Jay Cooke again visited the Philadelphia bankers after the disastrous defeat of the Union army at the First Battle of Bull Run in June 1861 in an effort to secure additional money for the government to be advanced for a period of sixty days. The lenders were asked to take their payment not in hard currency but in “seven-thirty” government notes. These were treasury notes that ran for three years with an interest rate of 7 3/10 percent per annum, or $7.30 a year on each $100.00. The earliest seven-thirty bond issue Jay Cooke made famous by continuous and extensive advertising. During this period, Secretary of the Treasury Chase—whom Cooke had known through Chase’s friendship with Cooke’s brother William, an influential newspaper editor in Ohio—held various conferences in Washington, Philadelphia and New York that resulted in the formation of the Associated Banks, a group of banks in those three cities that agreed to advance $50 million to Chase and the government and to follow this loan with additional ones in October and December, if the rebellion persisted. In all, they promised to loan the government $150 million, an enormous sum for the times.192
One of the most popular locations for the subscription of seven-thirties in Philadelphia was Cooke’s office, which he opened at 114 South Third Street, next to the old Girard Bank. As the war continued and constantly demanded additional funding, the banks found it difficult to keep their agreement to pay $50 million more dollars. When the December payment came due, with the result that the hard currency system collapsed, Secretary Chase found it necessary to issue paper money, called greenbacks, to pay the debt.

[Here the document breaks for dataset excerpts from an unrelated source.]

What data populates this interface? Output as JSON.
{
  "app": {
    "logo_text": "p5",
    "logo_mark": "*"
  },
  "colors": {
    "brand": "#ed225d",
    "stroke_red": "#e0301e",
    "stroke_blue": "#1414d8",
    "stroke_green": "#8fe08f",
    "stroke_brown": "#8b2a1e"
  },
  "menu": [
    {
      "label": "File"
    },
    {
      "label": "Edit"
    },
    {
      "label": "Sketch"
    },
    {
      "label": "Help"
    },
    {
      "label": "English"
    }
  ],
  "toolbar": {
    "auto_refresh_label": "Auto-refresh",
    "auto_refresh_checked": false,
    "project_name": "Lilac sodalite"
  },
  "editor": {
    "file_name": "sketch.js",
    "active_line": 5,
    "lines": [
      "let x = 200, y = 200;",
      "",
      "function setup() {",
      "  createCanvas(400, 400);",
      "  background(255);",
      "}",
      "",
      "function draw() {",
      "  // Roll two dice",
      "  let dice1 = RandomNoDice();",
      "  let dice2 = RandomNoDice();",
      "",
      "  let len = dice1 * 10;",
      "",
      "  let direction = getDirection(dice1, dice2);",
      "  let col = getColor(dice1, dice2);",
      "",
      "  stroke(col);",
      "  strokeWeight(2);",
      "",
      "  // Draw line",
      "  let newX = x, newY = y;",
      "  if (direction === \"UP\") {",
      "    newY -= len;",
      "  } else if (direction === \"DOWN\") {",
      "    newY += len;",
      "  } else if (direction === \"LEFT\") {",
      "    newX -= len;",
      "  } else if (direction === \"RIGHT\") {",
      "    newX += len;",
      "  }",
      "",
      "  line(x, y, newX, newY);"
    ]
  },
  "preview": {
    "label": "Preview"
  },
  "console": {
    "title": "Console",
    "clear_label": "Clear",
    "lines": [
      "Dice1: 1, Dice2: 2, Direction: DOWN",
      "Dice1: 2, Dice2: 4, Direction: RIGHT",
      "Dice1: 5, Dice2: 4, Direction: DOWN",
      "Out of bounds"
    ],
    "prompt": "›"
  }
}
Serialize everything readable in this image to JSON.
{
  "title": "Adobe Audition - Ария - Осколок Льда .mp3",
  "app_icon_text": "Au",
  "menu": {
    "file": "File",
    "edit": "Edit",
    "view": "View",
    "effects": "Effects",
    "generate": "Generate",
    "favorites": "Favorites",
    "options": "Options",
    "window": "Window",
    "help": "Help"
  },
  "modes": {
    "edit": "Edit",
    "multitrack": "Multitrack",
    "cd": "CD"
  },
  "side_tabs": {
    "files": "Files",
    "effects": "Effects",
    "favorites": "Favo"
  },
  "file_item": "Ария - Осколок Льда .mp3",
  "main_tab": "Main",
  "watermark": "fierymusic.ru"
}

While Philadelphia citizens were purchasing seven-thirty bonds, the newspapers warned their readers to guard against what was termed a “new method of swindling.” Certain guilty parties obtained a number of bonds of the seven-thirty loans and, after cutting off the coupons, endeavored to sell the bonds at par or at a slight reduction to unsuspecting purchasers, who discovered sorrowfully that bonds minus coupons paid no interest to the holder.
Early in 1862, while the country remained on a paper money basis and inflation became rampant, Secretary Chase unsuccessfully attempted to sell another issue of bonds called “five-twenties.” These bonds, bearing interest in gold, were so designated because they might be redeemed in five years and must be redeemed in twenty years. Offered at par in greenbacks, which only paid forty to ninety cents in gold, the bonds proved to be unpopular until October 1862, when Jay Cooke was made the sole national agent. By the end of the following March, the daily subscription rate was estimated to be $1 million. It had been planned to close the loan when the sum of $500 million was procured, and the date set for the end of the sales period was January 21, 1864. However, before the machinery that Mr. Cooke had created could be stopped, an additional $11 million worth of bonds was sold, making the total amount for the loan $511 million.193
Throughout the war, the efforts of Cooke and other private financiers such as A.J. Drexel continued unabated on the national level and contributed immensely to the successful financing of the war effort, thereby making Cooke, Drexel and the others very wealthy men.